The U.S. Supreme Court declined last week to step back into the long-running legal battle over the desegregation of Mississippi’s higher education system.
The justices on Jan. 20 rejected without comment an appeal from a group of black Mississippians who disagree with some of the remedies fashioned by lower courts for desegregating the state’s formerly separate all-white and all-black college systems.
The Supreme Court ruled in favor of the black plaintiffs at an earlier stage in the case. In their 1992 ruling in U.S. v. Fordice, the justices held that states must do more than simply declare that their formerly dual higher education systems were open to students of any race.
The high court sent the case back to lower federal courts to devise remedies for desegregating Mississippi’s five formerly all-white colleges and universities and its three historically black institutions. (“Court Sets New Test for Judging Desegregation Efforts,” Aug. 5, 1992.)
One central issue in the ongoing case has been admissions standards for the state’s higher education institutions. A federal district judge issued a remedial decree in 1995 that accepted admissions criteria proposed by the state board of higher education.
The new criteria for the first time standardized requirements at all eight state colleges and universities.
Previously, admissions standards were lower at the historically black institutions.
The district judge acknowledged that the new standards were likely to reduce from 68 percent to 53 percent the proportion of black high school students who, based on the ACT college-entrance exam, would qualify for admission to at least one state institution.
More Harm Than Good?
The U.S. Court of Appeals for the 5th Circuit last year largely affirmed the remedial decree, although it sent the case back to the district court to analyze the effects of the new admissions standards.
The black plaintiffs asked the Supreme Court to intervene. “There is the potential for ‘a remedy’ which actually reduces the level of access of the victimized class to a university-level education,” argued the appeal in Ayers v. Fordice (Case No. 97-6811).

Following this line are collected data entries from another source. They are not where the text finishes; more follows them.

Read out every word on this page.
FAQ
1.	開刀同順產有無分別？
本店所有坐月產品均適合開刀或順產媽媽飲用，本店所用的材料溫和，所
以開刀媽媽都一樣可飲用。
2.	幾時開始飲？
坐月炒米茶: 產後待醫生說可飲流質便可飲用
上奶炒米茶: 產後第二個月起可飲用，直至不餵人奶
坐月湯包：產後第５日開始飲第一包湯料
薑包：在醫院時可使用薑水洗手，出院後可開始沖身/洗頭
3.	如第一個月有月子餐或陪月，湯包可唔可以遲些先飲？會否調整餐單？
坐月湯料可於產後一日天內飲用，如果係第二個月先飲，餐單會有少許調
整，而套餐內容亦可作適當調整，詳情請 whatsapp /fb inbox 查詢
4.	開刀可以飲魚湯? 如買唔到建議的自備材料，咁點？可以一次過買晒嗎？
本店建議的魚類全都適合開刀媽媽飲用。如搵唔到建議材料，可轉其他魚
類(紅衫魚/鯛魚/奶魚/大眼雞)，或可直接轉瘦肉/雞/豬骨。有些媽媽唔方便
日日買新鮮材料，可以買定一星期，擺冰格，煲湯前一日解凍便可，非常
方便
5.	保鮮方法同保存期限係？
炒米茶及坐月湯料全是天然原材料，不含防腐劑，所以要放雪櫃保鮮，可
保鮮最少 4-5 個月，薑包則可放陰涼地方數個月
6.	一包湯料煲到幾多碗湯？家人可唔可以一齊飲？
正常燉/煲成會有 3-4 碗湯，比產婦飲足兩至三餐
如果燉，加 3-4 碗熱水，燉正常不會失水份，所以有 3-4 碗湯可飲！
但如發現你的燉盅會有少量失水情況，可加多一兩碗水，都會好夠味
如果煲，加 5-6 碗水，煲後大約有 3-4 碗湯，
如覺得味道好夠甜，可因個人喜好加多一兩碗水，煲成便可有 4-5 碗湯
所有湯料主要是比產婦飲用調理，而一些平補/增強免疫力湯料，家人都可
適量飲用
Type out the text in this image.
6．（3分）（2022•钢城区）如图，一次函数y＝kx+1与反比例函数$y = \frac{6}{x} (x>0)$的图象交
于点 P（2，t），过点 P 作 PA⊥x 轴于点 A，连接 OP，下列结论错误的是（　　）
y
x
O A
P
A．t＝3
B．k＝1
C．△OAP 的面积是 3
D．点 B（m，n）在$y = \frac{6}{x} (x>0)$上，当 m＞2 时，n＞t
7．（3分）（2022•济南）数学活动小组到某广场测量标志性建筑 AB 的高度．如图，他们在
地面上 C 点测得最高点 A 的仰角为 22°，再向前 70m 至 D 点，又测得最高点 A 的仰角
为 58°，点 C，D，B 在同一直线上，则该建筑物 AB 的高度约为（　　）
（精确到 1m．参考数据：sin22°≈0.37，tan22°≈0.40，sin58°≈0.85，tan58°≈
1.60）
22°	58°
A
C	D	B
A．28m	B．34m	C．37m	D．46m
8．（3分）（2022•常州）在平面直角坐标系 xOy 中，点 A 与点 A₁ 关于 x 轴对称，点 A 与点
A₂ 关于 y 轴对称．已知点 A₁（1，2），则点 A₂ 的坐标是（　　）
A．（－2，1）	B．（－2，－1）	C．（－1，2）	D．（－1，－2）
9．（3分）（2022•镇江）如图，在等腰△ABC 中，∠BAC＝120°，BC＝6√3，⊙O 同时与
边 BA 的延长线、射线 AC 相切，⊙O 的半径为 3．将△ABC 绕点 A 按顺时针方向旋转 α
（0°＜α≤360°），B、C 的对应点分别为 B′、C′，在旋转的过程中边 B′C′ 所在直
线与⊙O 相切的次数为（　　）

The Department of Justice, which has been on the black plaintiffs’ side throughout the 23-year-old case, filed a brief that said the admissions remedy approved by the lower courts “will have serious, adverse consequences for the educational opportunities of African-American students in Mississippi.”
But the department said the high court should not hear the black plaintiffs’ appeal at this time. The federal district court should be given the chance to clarify its orders on some issues, the department said.
“It may ultimately be necessary for this court to review the remedy,” the Justice Department told the justices in its brief.
Tenure Denial
In other action last week, the high court rejected without comment the appeal of a Vassar College professor who claimed she was denied tenure because of an eight-year leave of absence she took from the college’s biology department so she could raise her children.
A coalition of women’s civil rights groups said in a friend-of-the-court brief that the case presented an important issue regarding the proof of discrimination necessary to win a claim under Title VII of the Civil Rights Act of 1964, the main federal anti-discrimination law.
The appeal was Fisher v. Vassar College (No. 97-404).